Runaways, v. 6: Parental Guidance

Collects: Runaways v. 2 #13-18 (2006)

Released: October 2006 (Marvel)

Format: 144-page digest / color / $7.99 / ISBN: 0785119523

I always look forward to the next volume of Runaways, and Runaways, v. 6: Parental Guidance gives me no reason to change that.

Writer Brian K. Vaughan has created and sustained a teen drama mixed with superheroics that doesn’t disappoint. In Parental Guidance, Vaughan wraps up the “new Pride” storyline he began in Runways, v. 4: True Believers. Everything comes together as the team falls apart,1 picking up all the bits and pieces from True Believers and Runaways, v. 5: Escape to New York and wedding them into a moving finale.

Runaways, v. 6: Parental Guidance cover In the first story, Molly gets a chance to shine as she’s thrown into a group of pre-teen runaways and immediately has to become their leader in a rebellion against the Proctor, the Fagin-like adult controlling them. Molly, shown at her most mature, immediately after reveals her childhood vulnerabilities. It’s not unmissable, but it is entertaining with an ending that is moving without being precious.

The rest of the book reveals the mystery of the new Pride, which is out to take vengeance on the Runaways. The new Pride is more clever than powerful, but they still manage to be more than a match for the heroes. The Runaways’ problems come almost as much from themselves as the New Pride,2 with the new Pride exploiting their adversaries weaknesses. Vaughan doesn’t sacrifice characterization for the sake of plot or a joke — although it helps that his characters are meant to be witty and clever with the blind spots of teenagers.
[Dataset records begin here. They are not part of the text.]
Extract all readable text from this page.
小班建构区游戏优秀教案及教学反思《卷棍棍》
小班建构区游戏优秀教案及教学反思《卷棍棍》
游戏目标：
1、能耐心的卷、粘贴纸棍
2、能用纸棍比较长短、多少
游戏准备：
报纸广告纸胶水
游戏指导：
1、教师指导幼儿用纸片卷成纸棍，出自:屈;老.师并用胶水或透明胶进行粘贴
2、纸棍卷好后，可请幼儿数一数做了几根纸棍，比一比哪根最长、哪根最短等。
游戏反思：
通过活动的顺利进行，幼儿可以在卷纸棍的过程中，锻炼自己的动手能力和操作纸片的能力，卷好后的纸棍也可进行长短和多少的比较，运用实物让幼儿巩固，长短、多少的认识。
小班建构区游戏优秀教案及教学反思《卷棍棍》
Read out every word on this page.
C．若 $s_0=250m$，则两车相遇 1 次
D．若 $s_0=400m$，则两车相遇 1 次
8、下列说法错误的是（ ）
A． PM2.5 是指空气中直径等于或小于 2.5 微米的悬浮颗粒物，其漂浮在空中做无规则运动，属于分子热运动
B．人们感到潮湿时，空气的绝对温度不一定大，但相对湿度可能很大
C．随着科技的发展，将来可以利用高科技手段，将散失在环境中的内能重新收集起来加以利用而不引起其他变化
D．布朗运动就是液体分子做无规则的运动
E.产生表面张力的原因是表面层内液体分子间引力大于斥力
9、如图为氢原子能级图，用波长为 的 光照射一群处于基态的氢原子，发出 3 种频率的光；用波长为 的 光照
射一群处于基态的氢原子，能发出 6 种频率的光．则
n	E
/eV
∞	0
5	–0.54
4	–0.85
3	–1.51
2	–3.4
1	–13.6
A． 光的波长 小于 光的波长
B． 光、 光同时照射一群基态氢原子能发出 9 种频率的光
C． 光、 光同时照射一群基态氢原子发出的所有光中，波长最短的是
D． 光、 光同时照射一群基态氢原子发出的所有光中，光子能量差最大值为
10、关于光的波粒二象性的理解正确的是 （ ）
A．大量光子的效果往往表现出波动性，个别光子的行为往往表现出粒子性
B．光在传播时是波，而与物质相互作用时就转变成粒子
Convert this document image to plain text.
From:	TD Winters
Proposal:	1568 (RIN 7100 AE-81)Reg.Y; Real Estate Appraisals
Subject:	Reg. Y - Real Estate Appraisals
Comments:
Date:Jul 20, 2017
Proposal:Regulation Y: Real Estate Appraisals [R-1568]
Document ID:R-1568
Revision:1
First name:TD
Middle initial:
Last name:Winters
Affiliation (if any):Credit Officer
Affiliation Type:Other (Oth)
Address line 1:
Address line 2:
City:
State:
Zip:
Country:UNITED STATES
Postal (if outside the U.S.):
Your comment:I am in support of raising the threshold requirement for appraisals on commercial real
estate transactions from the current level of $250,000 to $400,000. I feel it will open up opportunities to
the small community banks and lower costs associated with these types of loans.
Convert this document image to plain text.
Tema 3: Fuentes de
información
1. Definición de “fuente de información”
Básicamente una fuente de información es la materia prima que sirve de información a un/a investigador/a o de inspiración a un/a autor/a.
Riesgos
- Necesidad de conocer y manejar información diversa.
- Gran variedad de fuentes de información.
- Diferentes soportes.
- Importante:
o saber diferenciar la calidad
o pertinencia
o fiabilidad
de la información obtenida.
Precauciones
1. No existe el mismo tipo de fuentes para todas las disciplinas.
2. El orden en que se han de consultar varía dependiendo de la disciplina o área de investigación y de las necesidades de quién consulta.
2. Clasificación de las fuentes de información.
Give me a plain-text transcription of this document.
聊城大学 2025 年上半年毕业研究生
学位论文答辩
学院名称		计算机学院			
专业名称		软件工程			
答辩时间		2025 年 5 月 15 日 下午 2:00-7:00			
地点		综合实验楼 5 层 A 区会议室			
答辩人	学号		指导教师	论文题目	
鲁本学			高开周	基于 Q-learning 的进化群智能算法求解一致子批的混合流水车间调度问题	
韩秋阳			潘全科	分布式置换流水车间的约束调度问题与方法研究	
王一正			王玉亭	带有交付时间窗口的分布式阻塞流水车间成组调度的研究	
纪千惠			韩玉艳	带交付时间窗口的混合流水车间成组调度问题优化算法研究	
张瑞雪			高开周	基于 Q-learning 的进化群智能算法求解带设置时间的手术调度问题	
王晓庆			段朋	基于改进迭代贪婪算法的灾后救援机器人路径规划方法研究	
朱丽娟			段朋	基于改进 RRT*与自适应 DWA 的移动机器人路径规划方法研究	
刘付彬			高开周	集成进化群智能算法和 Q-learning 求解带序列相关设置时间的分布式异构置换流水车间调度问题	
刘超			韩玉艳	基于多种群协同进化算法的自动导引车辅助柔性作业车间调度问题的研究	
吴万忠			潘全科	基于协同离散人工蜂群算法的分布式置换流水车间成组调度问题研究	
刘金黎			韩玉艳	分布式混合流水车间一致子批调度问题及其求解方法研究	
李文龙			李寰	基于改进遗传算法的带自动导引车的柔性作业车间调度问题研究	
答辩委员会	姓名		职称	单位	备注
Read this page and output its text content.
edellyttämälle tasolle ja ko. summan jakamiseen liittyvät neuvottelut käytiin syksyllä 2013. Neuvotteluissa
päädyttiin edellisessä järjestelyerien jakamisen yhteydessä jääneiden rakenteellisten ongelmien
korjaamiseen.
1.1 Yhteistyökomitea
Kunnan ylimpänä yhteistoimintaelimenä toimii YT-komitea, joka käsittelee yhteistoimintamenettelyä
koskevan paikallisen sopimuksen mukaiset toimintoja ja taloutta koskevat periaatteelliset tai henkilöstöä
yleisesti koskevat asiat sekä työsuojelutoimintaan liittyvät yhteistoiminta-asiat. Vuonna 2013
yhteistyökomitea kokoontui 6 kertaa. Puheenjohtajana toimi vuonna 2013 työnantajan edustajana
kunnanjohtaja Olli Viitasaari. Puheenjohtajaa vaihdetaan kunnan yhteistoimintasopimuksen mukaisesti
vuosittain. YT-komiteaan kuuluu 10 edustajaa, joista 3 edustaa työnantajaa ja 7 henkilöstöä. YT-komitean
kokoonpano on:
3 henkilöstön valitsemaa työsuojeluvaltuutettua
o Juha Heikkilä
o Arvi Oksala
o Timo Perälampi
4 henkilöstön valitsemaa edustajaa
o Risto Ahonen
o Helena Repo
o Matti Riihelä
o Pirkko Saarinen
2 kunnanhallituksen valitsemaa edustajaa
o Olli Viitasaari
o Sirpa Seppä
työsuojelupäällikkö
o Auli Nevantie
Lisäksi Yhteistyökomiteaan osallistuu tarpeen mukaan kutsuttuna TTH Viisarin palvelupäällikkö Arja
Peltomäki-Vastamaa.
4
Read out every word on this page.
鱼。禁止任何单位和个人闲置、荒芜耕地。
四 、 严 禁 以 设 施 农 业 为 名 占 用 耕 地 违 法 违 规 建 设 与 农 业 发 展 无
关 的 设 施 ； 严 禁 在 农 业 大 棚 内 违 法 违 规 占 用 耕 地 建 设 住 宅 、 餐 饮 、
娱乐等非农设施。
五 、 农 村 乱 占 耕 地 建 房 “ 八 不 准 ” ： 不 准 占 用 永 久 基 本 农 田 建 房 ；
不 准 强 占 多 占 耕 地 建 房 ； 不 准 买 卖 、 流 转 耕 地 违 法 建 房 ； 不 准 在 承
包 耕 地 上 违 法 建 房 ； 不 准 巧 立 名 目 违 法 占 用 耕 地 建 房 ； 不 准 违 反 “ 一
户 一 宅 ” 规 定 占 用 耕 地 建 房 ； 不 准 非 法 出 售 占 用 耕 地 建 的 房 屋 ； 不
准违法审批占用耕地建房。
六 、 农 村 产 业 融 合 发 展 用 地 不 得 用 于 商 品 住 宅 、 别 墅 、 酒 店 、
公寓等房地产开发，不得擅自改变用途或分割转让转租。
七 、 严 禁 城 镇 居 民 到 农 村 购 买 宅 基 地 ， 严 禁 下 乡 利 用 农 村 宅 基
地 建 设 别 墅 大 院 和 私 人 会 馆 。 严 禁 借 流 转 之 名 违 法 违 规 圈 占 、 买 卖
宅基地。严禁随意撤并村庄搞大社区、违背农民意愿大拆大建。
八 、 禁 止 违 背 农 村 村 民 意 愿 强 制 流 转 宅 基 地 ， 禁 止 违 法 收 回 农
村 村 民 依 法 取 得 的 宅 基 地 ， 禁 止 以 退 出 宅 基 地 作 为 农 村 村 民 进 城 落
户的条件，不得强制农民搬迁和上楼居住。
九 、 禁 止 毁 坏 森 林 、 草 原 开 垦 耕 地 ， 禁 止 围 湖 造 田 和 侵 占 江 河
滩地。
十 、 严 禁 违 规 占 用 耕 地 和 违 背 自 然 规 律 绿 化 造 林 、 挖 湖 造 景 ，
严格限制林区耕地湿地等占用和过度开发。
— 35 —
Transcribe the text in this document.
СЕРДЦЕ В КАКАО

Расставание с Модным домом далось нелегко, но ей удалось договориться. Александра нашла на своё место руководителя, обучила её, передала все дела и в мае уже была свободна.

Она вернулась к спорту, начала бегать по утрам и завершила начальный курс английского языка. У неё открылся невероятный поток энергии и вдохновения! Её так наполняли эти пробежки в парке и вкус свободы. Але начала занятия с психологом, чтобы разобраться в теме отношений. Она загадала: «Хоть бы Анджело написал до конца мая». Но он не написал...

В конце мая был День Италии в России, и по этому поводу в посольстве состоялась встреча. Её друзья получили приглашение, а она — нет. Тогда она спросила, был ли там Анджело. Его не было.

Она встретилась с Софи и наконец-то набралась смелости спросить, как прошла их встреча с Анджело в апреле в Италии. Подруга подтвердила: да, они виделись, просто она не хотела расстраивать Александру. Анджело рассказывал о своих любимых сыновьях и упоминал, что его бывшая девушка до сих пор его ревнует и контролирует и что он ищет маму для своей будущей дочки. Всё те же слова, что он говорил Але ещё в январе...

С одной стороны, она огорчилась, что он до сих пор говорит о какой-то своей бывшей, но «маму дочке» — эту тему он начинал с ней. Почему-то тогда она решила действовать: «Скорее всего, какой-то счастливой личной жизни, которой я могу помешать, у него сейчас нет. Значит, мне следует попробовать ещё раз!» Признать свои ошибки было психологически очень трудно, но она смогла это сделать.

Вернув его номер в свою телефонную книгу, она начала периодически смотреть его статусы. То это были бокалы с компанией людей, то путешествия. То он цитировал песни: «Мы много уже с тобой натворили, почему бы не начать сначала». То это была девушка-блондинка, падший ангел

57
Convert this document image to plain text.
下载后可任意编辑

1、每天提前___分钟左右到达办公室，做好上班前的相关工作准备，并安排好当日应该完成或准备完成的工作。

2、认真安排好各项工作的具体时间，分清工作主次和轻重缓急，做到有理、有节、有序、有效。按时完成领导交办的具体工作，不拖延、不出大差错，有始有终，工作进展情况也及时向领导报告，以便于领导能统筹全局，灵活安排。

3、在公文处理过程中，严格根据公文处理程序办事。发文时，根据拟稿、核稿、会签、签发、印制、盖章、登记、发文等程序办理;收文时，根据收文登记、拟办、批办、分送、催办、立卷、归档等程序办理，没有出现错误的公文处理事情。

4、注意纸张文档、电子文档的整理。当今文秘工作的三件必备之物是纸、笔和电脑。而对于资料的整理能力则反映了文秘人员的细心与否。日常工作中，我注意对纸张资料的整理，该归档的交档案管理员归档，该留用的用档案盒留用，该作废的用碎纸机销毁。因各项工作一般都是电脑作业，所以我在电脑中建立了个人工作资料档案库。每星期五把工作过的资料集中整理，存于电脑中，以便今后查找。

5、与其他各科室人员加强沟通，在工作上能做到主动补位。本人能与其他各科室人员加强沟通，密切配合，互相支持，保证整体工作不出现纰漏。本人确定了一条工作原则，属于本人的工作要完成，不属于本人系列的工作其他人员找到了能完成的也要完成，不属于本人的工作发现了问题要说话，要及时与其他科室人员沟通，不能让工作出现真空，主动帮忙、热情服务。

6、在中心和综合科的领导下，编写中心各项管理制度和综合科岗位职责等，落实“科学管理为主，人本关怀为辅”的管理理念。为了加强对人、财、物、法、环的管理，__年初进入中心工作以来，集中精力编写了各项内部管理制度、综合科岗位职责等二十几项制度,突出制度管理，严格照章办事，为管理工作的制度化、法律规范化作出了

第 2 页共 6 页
Artist Adrian Alphona does an excellent job as always; it’s an indictment of the comics industry as much as a compliment to Alphona to say he can consistently draw women with body types somewhere between “anorexic” and “orca.” He can also go from relatively realistic to the fantastic world of the Gibborim, the giant angels who backed the first Pride, with ease. Unfortunately, the digest size has consistently muddied his artwork — any darkness seems to come out as too dark, obscuring the subtleties of Alphona’s work.

All this, plus an emotional ending I won’t spoil — this is about as good as it gets.